Шуше — шестнадцать, семнадцать, восемнадцать, девятнадцать… лет, до двадцати цифры значения не имеют, зато разменянный третий десяток накидывает уже весомые годики-гирьки. До двадцати у Шуши — роман с младшим братом мужа старшей сестры Эммы Эдуардовны. Это прилично и почти по-бюргерски, по-сказочному. Семеро братьев взяли в жены семеро сестер… и пошла-поехала житуха… Но кривое зеркало исказило канон…
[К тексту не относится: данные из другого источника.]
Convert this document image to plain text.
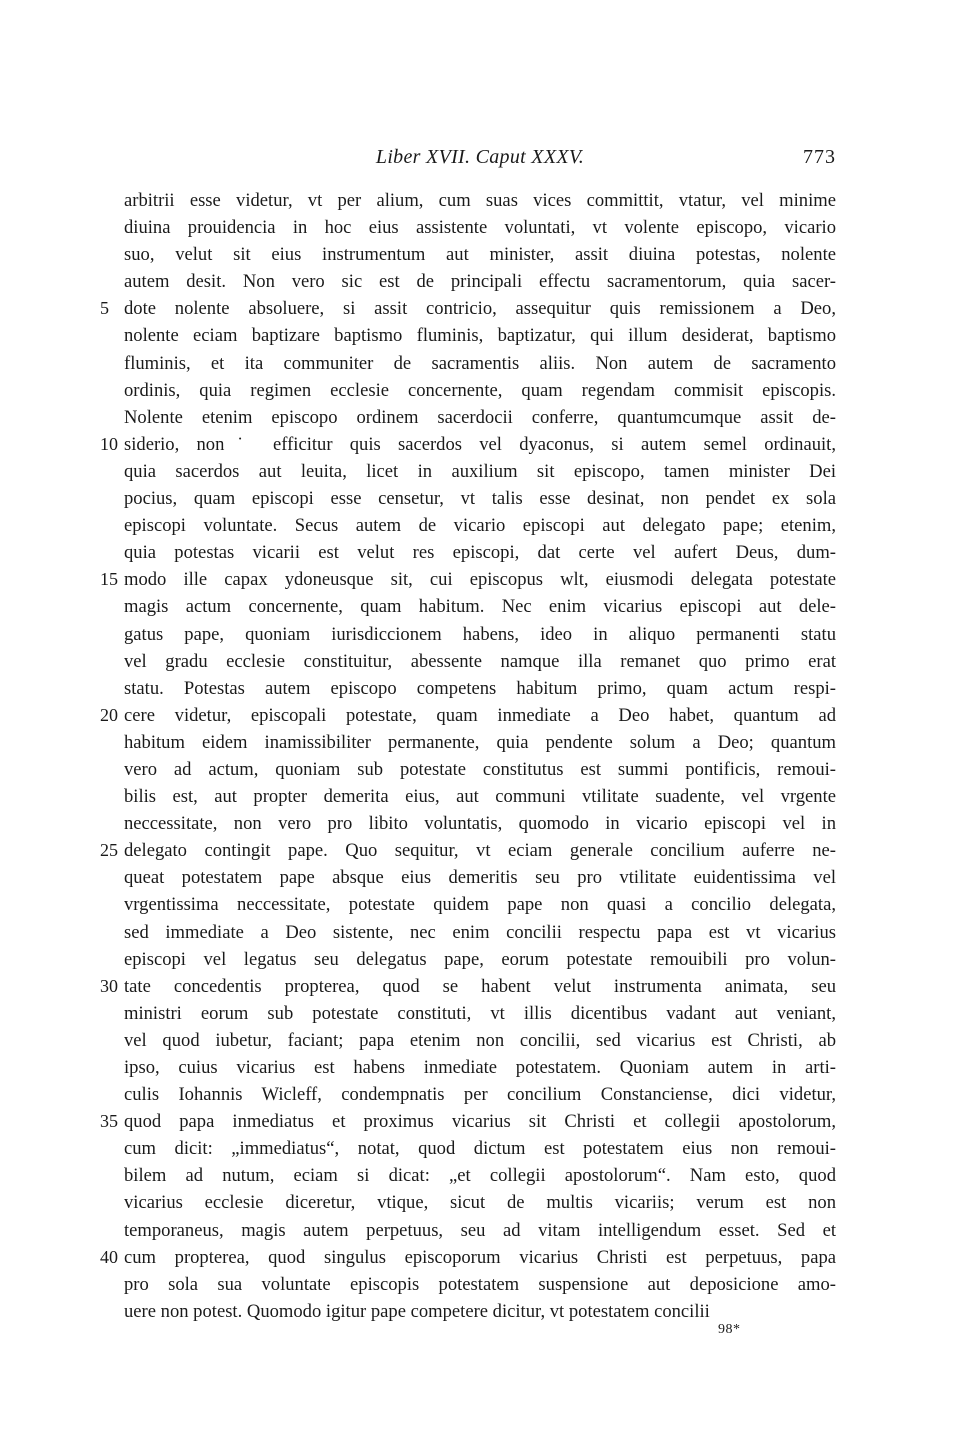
Liber XVII. Caput XXXV.	773
arbitrii esse videtur, vt per alium, cum suas vices committit, vtatur, vel minime
diuina prouidencia in hoc eius assistente voluntati, vt volente episcopo, vicario
suo, velut sit eius instrumentum aut minister, assit diuina potestas, nolente
autem desit. Non vero sic est de principali effectu sacramentorum, quia sacer-
5 dote nolente absoluere, si assit contricio, assequitur quis remissionem a Deo,
nolente eciam baptizare baptismo fluminis, baptizatur, qui illum desiderat, baptismo
fluminis, et ita communiter de sacramentis aliis. Non autem de sacramento
ordinis, quia regimen ecclesie concernente, quam regendam commisit episcopis.
Nolente etenim episcopo ordinem sacerdocii conferre, quantumcumque assit de-
10 siderio, non˙ efficitur quis sacerdos vel dyaconus, si autem semel ordinauit,
quia sacerdos aut leuita, licet in auxilium sit episcopo, tamen minister Dei
pocius, quam episcopi esse censetur, vt talis esse desinat, non pendet ex sola
episcopi voluntate. Secus autem de vicario episcopi aut delegato pape; etenim,
quia potestas vicarii est velut res episcopi, dat certe vel aufert Deus, dum-
15 modo ille capax ydoneusque sit, cui episcopus wlt, eiusmodi delegata potestate
magis actum concernente, quam habitum. Nec enim vicarius episcopi aut dele-
gatus pape, quoniam iurisdiccionem habens, ideo in aliquo permanenti statu
vel gradu ecclesie constituitur, abessente namque illa remanet quo primo erat
statu. Potestas autem episcopo competens habitum primo, quam actum respi-
20 cere videtur, episcopali potestate, quam inmediate a Deo habet, quantum ad
habitum eidem inamissibiliter permanente, quia pendente solum a Deo; quantum
vero ad actum, quoniam sub potestate constitutus est summi pontificis, remoui-
bilis est, aut propter demerita eius, aut communi vtilitate suadente, vel vrgente
neccessitate, non vero pro libito voluntatis, quomodo in vicario episcopi vel in
25 delegato contingit pape. Quo sequitur, vt eciam generale concilium auferre ne-
queat potestatem pape absque eius demeritis seu pro vtilitate euidentissima vel
vrgentissima neccessitate, potestate quidem pape non quasi a concilio delegata,
sed immediate a Deo sistente, nec enim concilii respectu papa est vt vicarius
episcopi vel legatus seu delegatus pape, eorum potestate remouibili pro volun-
30 tate concedentis propterea, quod se habent velut instrumenta animata, seu
ministri eorum sub potestate constituti, vt illis dicentibus vadant aut veniant,
vel quod iubetur, faciant; papa etenim non concilii, sed vicarius est Christi, ab
ipso, cuius vicarius est habens inmediate potestatem. Quoniam autem in arti-
culis Iohannis Wicleff, condempnatis per concilium Constanciense, dici videtur,
35 quod papa inmediatus et proximus vicarius sit Christi et collegii apostolorum,
cum dicit: „immediatus“, notat, quod dictum est potestatem eius non remoui-
bilem ad nutum, eciam si dicat: „et collegii apostolorum“. Nam esto, quod
vicarius ecclesie diceretur, vtique, sicut de multis vicariis; verum est non
temporaneus, magis autem perpetuus, seu ad vitam intelligendum esset. Sed et
40 cum propterea, quod singulus episcoporum vicarius Christi est perpetuus, papa
pro sola sua voluntate episcopis potestatem suspensione aut deposicione amo-
uere non potest. Quomodo igitur pape competere dicitur, vt potestatem concilii
98*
Началось все с Миши, точнее, с Эмминого замужества. Шуша с мамой старательно и терпеливо дожидались этого события. «Эммочке уже пора, ведь ей двадцать семь…» — говорила мама и объясняла все «поздним зажиганием». А у Шуши разыгрывалось воображение, и она представляла, как Эмма медленно горит на медленном огне. Шуша нисколько не расстраивалась из-за того, что Эмма задерживается и отстает от своих толстых одноклассниц в платьях фасона ночной рубашки… Они все остались в родной деревне под Бухарой и усердно плодились. Эмма же теперь была далекой и столичной. «Рано выходят замуж только глупые и некрасивые», — оптимизм, подхваченный Шушей неизвестно где.
Эмма — слишком старшая сестра. А Александра — слишком поздний ребенок. Одна родилась, другая уехала учиться. В столицу. Одна — мокрый комочек под названием «девочка», другая — уже не девочка. Виделись раз в год, летом. Эмма чересчур нервная и серьезная в те краткие моменты, когда не читает и не спит. Читала она удивительно беззаботно, сидя в шезлонге, раскачивая на носке заношенную туфлю на шпильке. Перед ней всегда стояла заветная вазочка, из которой Эмма поминутно, не глядя, брала персик и рассеянно высасывала из него соки, которые стекали между пальцев на локоть, а после на халат. Шуша донимала ее расспросами, Эмма огрызалась. Ей позволялось все, ее дожидались целый год, ее обожали и побаивались. Она не могла ошибиться и «неправильно» выйти замуж. Все тяготы бездомной Эмминой жизни — училище, общаги, загородный санаторий, где она подтирала попки анемичным детишкам, — как будто позади. Она наконец-то дала клятву Гиппократа, сбылась медицинская мечта идиота, Эмма поступила в санитарно-гигиенический, и на первом же курсе ее выбрали старостой, потому что она лучше всех умела притвориться общественно полезной и как самую старшую из присутствующих дам-с. Как староста, Эмма навестила в больнице некоего студента М. с вырезанным аппендиксом. Студент М. влюбился в резкий профиль своей старосты и… так они сидели, смущенные, чертя пыльные вензеля по больничной тумбочке.
Сидели-сидели и решили пожениться. Мишина семья по этому поводу благосклонно молчала. Весной все можно. Маму звали Луизой, она никак не предполагала, что сын и впрямь женится. Папа Лева тоже не думал и страдал отдышкой. У них на двоих билось одно коренастое еврейское сердце.